The neighbouring farm, where I've been walking through the woods these past few weeks with Roxie our dog, is the one with the incredible old stone fencerows around the fields. Some of these are really carefully constructed dry stone walls, with vertical sides as high as 5 feet. At the edge of the woods is one of these old stone constructions, though it's only 2-3 feet high.
In the shade of the woods the boulders have grown a covering of moss, and it's easier to see at this time of year than after all the leaves come out.
I'm always amazed at the work the original farmers here must have done to build these without machinery. That granite boulder on top doesn't harbour moss the way all the limestone boulders do.
It runs in quite a straight line all the way across the back field of the farm, although the trees have grown out beyond the fence now, squeezing the edge of the field a little.
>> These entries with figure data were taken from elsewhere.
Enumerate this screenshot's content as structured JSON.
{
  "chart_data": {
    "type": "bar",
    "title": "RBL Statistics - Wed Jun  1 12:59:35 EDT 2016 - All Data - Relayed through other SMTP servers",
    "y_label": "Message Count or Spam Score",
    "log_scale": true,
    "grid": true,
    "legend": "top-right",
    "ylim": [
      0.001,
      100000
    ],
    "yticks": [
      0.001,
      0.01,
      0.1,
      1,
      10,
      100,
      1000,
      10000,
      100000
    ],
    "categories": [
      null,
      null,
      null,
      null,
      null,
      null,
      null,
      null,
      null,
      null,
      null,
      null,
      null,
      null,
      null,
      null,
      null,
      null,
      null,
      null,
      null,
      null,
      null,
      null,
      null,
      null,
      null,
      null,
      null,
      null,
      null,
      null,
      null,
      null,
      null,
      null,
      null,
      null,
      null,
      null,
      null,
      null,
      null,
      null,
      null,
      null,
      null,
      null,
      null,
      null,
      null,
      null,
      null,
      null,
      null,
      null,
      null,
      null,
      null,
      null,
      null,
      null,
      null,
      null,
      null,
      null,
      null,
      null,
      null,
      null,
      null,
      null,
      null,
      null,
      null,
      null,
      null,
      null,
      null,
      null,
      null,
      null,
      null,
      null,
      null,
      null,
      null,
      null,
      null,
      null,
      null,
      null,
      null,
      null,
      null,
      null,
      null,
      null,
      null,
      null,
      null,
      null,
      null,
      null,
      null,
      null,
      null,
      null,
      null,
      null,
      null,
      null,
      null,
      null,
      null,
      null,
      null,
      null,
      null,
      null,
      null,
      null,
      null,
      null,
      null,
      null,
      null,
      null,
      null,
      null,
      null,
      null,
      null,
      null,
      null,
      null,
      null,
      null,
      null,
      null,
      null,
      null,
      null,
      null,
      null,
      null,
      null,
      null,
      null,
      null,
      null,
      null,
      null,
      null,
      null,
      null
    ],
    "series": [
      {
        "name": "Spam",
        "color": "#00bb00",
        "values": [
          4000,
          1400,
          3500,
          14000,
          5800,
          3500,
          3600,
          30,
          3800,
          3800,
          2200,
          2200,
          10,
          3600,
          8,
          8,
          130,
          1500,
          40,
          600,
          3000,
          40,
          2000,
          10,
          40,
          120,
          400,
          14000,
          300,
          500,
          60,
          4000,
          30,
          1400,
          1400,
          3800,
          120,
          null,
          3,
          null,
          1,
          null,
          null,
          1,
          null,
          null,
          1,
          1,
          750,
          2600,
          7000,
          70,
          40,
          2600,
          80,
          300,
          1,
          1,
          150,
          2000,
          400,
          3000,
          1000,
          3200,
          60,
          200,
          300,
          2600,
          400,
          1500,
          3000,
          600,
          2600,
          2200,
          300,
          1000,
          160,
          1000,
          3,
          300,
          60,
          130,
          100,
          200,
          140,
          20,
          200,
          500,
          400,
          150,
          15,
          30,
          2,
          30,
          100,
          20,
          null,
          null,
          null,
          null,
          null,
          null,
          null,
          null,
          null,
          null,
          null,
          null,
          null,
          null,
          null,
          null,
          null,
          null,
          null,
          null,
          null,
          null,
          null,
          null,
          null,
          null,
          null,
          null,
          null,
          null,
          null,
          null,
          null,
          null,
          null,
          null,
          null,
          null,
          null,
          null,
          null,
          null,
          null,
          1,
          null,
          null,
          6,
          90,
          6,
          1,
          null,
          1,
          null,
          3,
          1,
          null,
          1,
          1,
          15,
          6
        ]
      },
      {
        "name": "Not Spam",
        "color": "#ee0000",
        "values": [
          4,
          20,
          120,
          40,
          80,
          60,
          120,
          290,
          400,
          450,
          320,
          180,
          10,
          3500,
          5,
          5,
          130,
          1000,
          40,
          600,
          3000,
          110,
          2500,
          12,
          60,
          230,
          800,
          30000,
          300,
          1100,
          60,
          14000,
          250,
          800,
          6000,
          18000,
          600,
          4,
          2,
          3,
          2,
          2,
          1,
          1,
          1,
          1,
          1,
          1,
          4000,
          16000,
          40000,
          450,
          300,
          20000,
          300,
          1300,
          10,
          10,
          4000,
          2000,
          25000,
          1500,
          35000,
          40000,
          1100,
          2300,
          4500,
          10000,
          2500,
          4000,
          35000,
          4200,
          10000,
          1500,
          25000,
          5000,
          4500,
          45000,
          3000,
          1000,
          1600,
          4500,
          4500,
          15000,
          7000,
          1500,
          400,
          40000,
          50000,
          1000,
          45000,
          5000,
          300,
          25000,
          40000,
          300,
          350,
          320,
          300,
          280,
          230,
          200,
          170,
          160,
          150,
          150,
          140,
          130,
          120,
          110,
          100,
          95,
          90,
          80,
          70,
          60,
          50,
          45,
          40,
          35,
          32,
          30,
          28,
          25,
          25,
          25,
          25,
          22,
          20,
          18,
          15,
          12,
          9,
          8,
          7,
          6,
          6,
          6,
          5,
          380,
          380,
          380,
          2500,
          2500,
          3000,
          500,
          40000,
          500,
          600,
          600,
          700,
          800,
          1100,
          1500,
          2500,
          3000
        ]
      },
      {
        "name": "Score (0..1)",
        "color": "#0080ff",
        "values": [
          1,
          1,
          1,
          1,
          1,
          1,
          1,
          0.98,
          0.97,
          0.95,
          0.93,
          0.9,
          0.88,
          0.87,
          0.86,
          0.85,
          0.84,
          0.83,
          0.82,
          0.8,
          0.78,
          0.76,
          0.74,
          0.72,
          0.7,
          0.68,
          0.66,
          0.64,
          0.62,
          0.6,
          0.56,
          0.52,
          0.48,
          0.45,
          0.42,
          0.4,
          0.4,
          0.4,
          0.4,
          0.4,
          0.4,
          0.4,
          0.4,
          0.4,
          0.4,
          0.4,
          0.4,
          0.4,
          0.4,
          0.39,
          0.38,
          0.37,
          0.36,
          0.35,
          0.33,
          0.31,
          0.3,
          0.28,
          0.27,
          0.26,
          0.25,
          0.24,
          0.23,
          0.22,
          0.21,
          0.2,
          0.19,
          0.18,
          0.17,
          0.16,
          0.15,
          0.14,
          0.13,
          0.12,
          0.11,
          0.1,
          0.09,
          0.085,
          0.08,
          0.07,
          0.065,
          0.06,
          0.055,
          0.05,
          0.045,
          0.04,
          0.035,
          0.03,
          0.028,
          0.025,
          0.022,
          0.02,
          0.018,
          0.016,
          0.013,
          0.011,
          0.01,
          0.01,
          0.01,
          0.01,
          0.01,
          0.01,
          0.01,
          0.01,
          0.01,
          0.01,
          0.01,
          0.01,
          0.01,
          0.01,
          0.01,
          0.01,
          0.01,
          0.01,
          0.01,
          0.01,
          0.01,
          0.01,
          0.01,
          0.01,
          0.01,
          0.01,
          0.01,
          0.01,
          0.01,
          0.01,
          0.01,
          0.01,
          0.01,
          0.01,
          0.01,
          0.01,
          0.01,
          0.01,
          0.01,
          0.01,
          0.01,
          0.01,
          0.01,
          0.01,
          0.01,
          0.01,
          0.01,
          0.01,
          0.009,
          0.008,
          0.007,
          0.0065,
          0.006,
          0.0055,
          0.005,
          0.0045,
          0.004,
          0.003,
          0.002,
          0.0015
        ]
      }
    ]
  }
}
It always seems remarkable to me to come across this obviously man-made straight stone wall in the otherwise natural environment of the woods.
But of course there's lots of other things to see as well. One of my favourites are the ferns; a large patch of Ostrich Fern grows on the edge of a small woodland pond.
I'm not sure what these one are yet, though I suspect they will turn out to be Lady Fern.
And this is a tiny Sensitive Fern, just uncurling.
I made the mistake of sneaking close to the pond for a picture, and guess what the dog did! She had to stay outside for the day until she completely dried and the dirt could be brushed off. I went back the next day to try some pictures around the pond - without the dog!